The news that Solar Dynamics has been placed in receivership is more than another corporate headline – see Solar Dynamics placed in receivership. It is another example of a recurring trend: the fading of locally owned Barbadian companies from our national landscape. Each time one of these firms disappear, we lose more than economic activity. We lose a piece of ourselves. A country is not built only on laws; it is built on the enterprise of its people, the risks being taken, and the confidence we have in our capacity to overcome. When local companies like Solar Dynamics, disappears, we lose a piece of ourselves. Do not forget our motto, Pride and Industry. These should be more than mere words but invoke the meaning of who WE are, and WE are willing to protect what is OURS.
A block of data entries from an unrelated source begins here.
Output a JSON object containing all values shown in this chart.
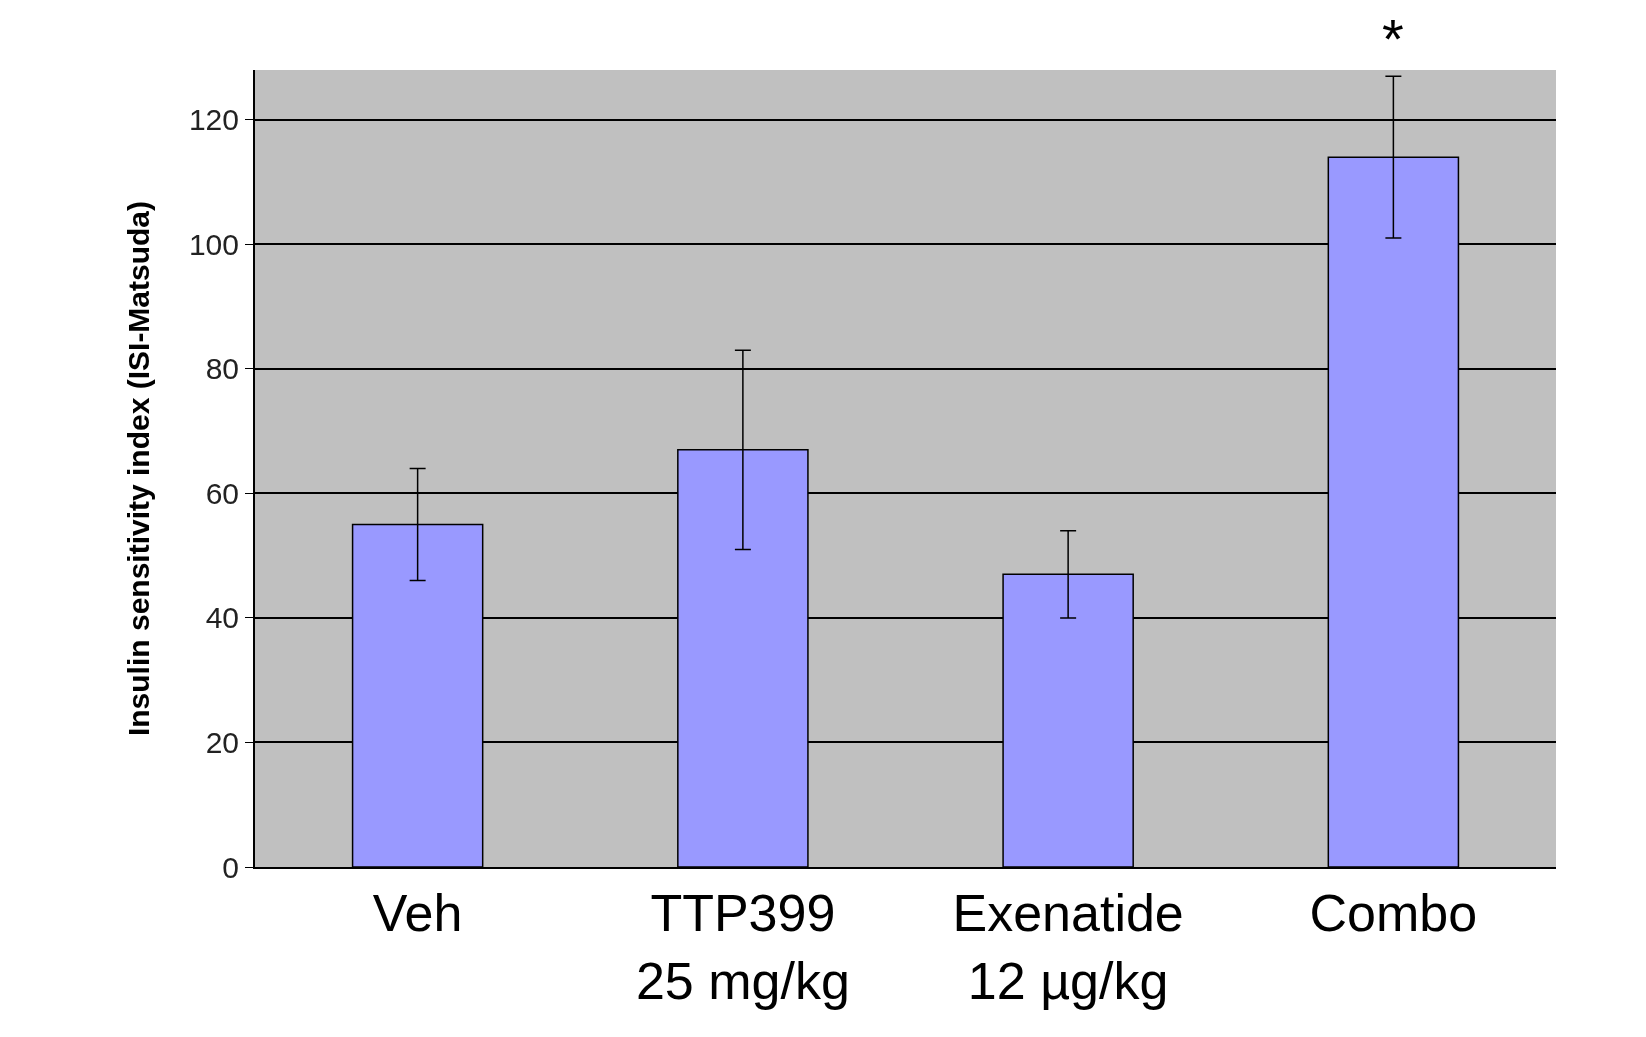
{
  "chart_data": {
    "type": "bar",
    "ylabel": "Insulin sensitivity index (ISI-Matsuda)",
    "categories": [
      "Veh",
      "TTP399\n25 mg/kg",
      "Exenatide\n12 µg/kg",
      "Combo"
    ],
    "values": [
      55,
      67,
      47,
      114
    ],
    "errors": [
      9,
      16,
      7,
      13
    ],
    "color": "#9999ff",
    "ylim": [
      0,
      128
    ],
    "yticks": [
      0,
      20,
      40,
      60,
      80,
      100,
      120
    ],
    "grid": "y",
    "annotations": [
      {
        "text": "*",
        "x": "Combo",
        "y": 127
      }
    ]
  }
}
For decades, Barbadians built many companies that reflected our ingenuity, our resilience, and our sense of community – Solar Dynamics, ACME, Barbados National Bank, Nation newspaper, WIBISCO to name a handful. These firms were not perfect, but they were ours. From an economic standpoint, profits circulated in the domestic economy, trained our people, and anchored our sovereignty as a proud people. We earned the plaudit of fighting above our weight category. Whether through mismanagement, structural weaknesses, or competitive changes in the environment- our local captains of industry have been unable to stem the flow of foreign capital being used to acquire our best local companies. While foreign investment is welcome, local ownership must matter given its link to what defines a national identity. Ownership of anything infuses a confidence that creates a type of decision making and self confidence.
The disappearance of several local companies is not just an economic concern, although it seems this is the preferred measure of success in these times. It is a cultural one. What we build, what we sustain, and what we choose to protect says something about who we are as a people. It is like the saying goes, we are what we eat. Our actions shape our national identity. If we allow our own institutions to collapse while embracing imported ‘replacements’, we send a loud message to Barbadians, young and old, about what we value.
As Crop Over approaches, the concern about our national identity intensifies for a lowly blogmaster. The festival that once expressed the soul of Barbadian culture is now being influenced and reshaped by imported behaviours. The music, the revelry, the imagery- much of it is now dictated by cost and what is popular elsewhere, not by who we are or the legacy state in the 70s, 80s. We are importing a mindset that is deflating our local psyche. People jumping on Kadooment Day now mirror what we see in Trinidad, Antigua, Brazil. There is no differentiation. Calvacades and other community activities have long been replaced by exclusive fetes and private jumpups. Is this who we want to be?
The counter that we must accept change is valid- culture must evolve. festivals and related activities must adapt, we get it. But adapting without anchoring to what is Barbadianna is simply IMITATION. And this imitation will continue to dilute our national identity to what end? The real paradox is that our national identity comes directly from our present behaviours.
The same principle applies to our economy. When locally owned companies disappear and are replaced by external entities, we lose the ability to define our own development path. When our cultural expressions are shaped by outside forces, we lose the ability to define our own narrative. If a ship is tossed about by the currents without the guidance of a firm rudder, a crash is inevitable. Are we there yet?
If we prefer a Barbados that stands confidently in the world, we must protect and rebuild our decaying institutions that are our mirror image. We must support local enterprise with the same passion we bring to imported fetes like Tipsy. We must treat our culture not as a commodity but a legacy. When the dust settles, what we do is who we become.